Chapitre 22

La vie n'est pas simple mais elle peut être pleines de surprises, comme avec moi. Je me suis réveillé après un an et demi de coma. Et me voilà, les yeux ouverts, normalement seul mais une fille dort dans ma chambre. Eden. Elle a eu un accident de voiture. Après tout ce qu'elle a déjà vécu, elle est encore ici. 

J'aimerais lui parler mais je ne suis pas très causant. Je suis très réservé de nature, surtout depuis que ma copine m'a trompé avec Jace, mon cousin. Putain, j'en reviens toujours pas. Elle n'est même pas venue me voir pendant mon coma, comme si je n'étais rien à ses yeux. Quand on trompe, c'est que l'on aime pas son copain, il me semble. Elle aurait du me quitter au lieu de me faire espérer. Je voyais notre avenir ensemble. En tout cas, je l'avais vu. J'étais un sombre crétin d'avoir imaginé tout ça. Elle m'avait mené en bateau pendant des mois. Bête comme j'étais, je n'avais rien remarqué. Elle avait tout abattu d'un simple geste. Je ne lui avais pas pardonné avant mon accident et même en y repensant, je ne le ferai pas dans un avenir proche. Je pouvais être rancunier quelques fois.

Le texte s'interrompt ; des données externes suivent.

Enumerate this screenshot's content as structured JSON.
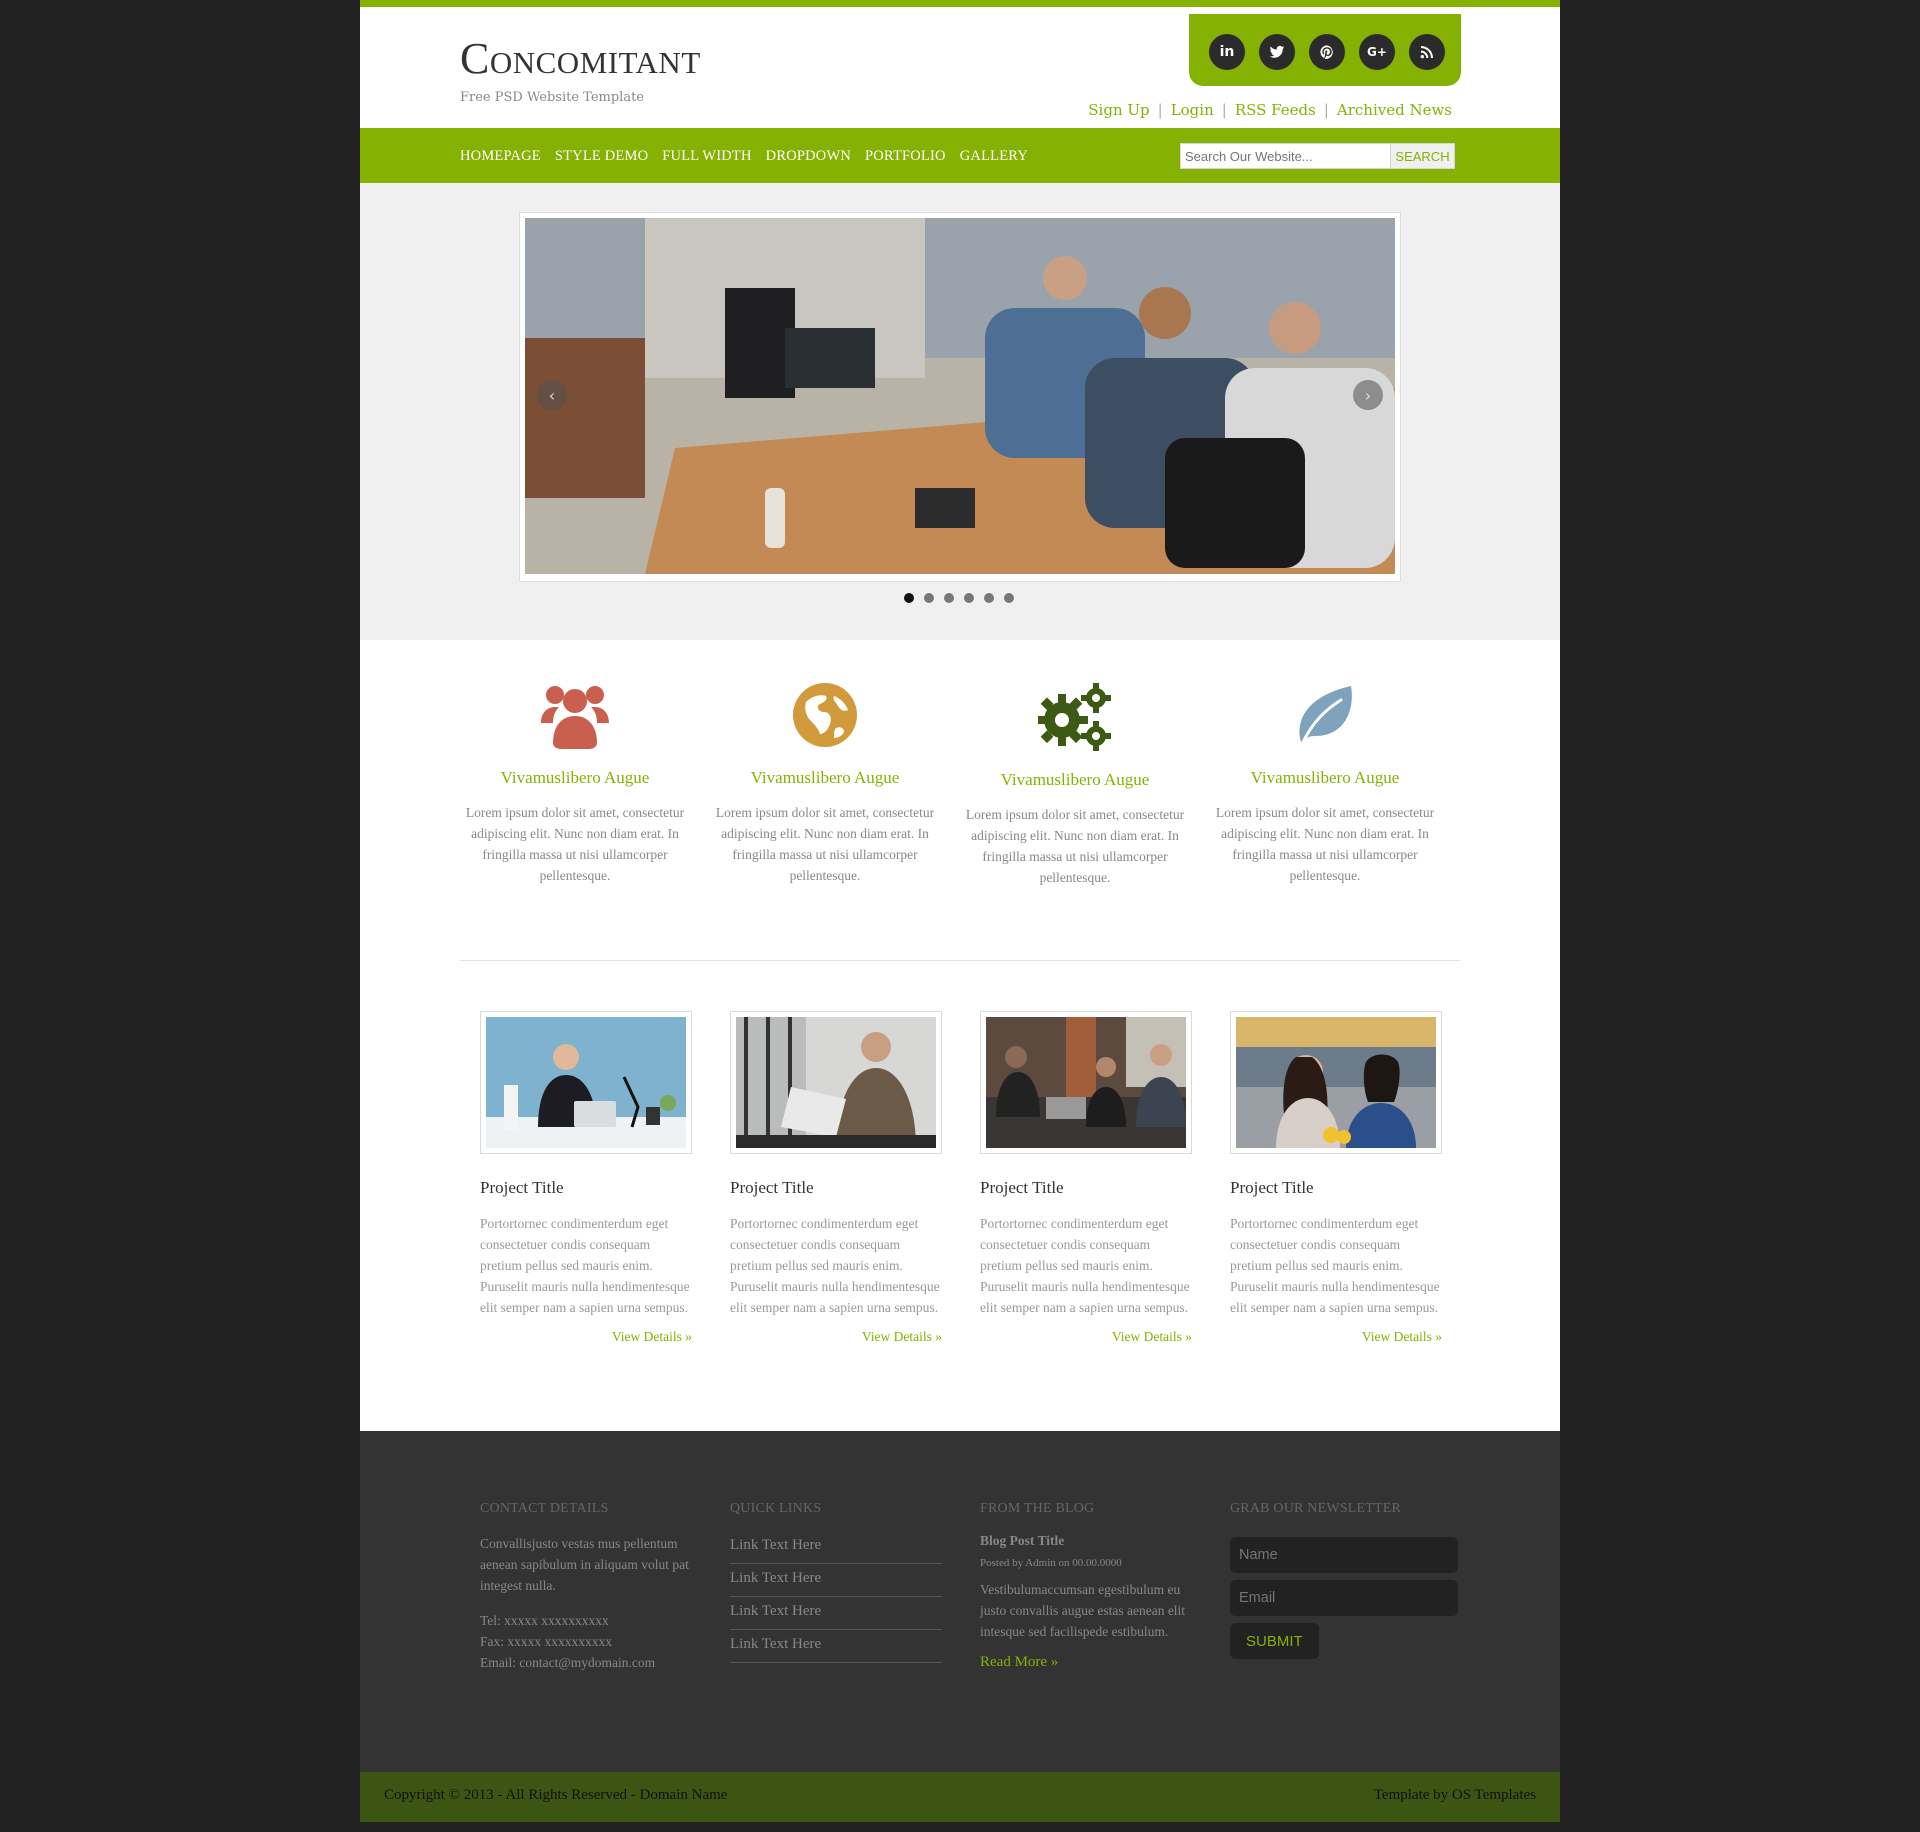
{
  "brand": {
    "title_first": "C",
    "title_rest": "oncomitant",
    "subtitle": "Free PSD Website Template",
    "accent_color": "#85b202"
  },
  "social": [
    "linkedin-icon",
    "twitter-icon",
    "pinterest-icon",
    "google-plus-icon",
    "rss-icon"
  ],
  "top_links": [
    "Sign Up",
    "Login",
    "RSS Feeds",
    "Archived News"
  ],
  "nav": [
    "Homepage",
    "Style Demo",
    "Full Width",
    "Dropdown",
    "Portfolio",
    "Gallery"
  ],
  "search": {
    "placeholder": "Search Our Website...",
    "button": "SEARCH"
  },
  "slider": {
    "prev": "‹",
    "next": "›",
    "dots": 6,
    "active_dot": 1
  },
  "features": [
    {
      "icon": "users-icon",
      "color": "#c9604f",
      "title": "Vivamuslibero Augue",
      "text": "Lorem ipsum dolor sit amet, consectetur adipiscing elit. Nunc non diam erat. In fringilla massa ut nisi ullamcorper pellentesque."
    },
    {
      "icon": "globe-icon",
      "color": "#d19a3b",
      "title": "Vivamuslibero Augue",
      "text": "Lorem ipsum dolor sit amet, consectetur adipiscing elit. Nunc non diam erat. In fringilla massa ut nisi ullamcorper pellentesque."
    },
    {
      "icon": "gears-icon",
      "color": "#3d5a14",
      "title": "Vivamuslibero Augue",
      "text": "Lorem ipsum dolor sit amet, consectetur adipiscing elit. Nunc non diam erat. In fringilla massa ut nisi ullamcorper pellentesque."
    },
    {
      "icon": "leaf-icon",
      "color": "#7fa3bd",
      "title": "Vivamuslibero Augue",
      "text": "Lorem ipsum dolor sit amet, consectetur adipiscing elit. Nunc non diam erat. In fringilla massa ut nisi ullamcorper pellentesque."
    }
  ],
  "projects": [
    {
      "title": "Project Title",
      "text": "Portortornec condimenterdum eget consectetuer condis consequam pretium pellus sed mauris enim. Puruselit mauris nulla hendimentesque elit semper nam a sapien urna sempus.",
      "more": "View Details »"
    },
    {
      "title": "Project Title",
      "text": "Portortornec condimenterdum eget consectetuer condis consequam pretium pellus sed mauris enim. Puruselit mauris nulla hendimentesque elit semper nam a sapien urna sempus.",
      "more": "View Details »"
    },
    {
      "title": "Project Title",
      "text": "Portortornec condimenterdum eget consectetuer condis consequam pretium pellus sed mauris enim. Puruselit mauris nulla hendimentesque elit semper nam a sapien urna sempus.",
      "more": "View Details »"
    },
    {
      "title": "Project Title",
      "text": "Portortornec condimenterdum eget consectetuer condis consequam pretium pellus sed mauris enim. Puruselit mauris nulla hendimentesque elit semper nam a sapien urna sempus.",
      "more": "View Details »"
    }
  ],
  "footer": {
    "contact": {
      "heading": "Contact Details",
      "text": "Convallisjusto vestas mus pellentum aenean sapibulum in aliquam volut pat integest nulla.",
      "tel": "Tel: xxxxx xxxxxxxxxx",
      "fax": "Fax: xxxxx xxxxxxxxxx",
      "email": "Email: contact@mydomain.com"
    },
    "quick_links": {
      "heading": "Quick Links",
      "links": [
        "Link Text Here",
        "Link Text Here",
        "Link Text Here",
        "Link Text Here"
      ]
    },
    "blog": {
      "heading": "From The Blog",
      "post_title": "Blog Post Title",
      "meta": "Posted by Admin on 00.00.0000",
      "text": "Vestibulumaccumsan egestibulum eu justo convallis augue estas aenean elit intesque sed facilispede estibulum.",
      "more": "Read More »"
    },
    "newsletter": {
      "heading": "Grab Our Newsletter",
      "name_placeholder": "Name",
      "email_placeholder": "Email",
      "submit": "SUBMIT"
    }
  },
  "copyright": {
    "left": "Copyright © 2013 - All Rights Reserved - Domain Name",
    "right": "Template by OS Templates"
  }
}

Je parviens à me redresser et à jeter mes jambes par dessus le matelas. Ils touchent le sol et j'ai enfin la sensation sur par terre dur sous mes orteils. Je soupire. C'est un gros effort tout ça. Bientôt, je vais réapprendre à marcher. C'est étrange car je me sens en pleine forme. Je pensais que la fatigue allait apparaitre mais non.

Mes yeux suivent la forme de la silhouette sous la couverture devant moi. Eden est aussi belle que je me l'étais imaginé. Un visage en forme de cœur, de longs cils, des petits traits, de longs cheveux bouclés qui descendent en cascade son ventre. Une fameuse crinière. Sa voix était un peu grave, je l'imaginais plus dure niveau physique. Je me suis lourdement trompé. Elle a une apparence douce.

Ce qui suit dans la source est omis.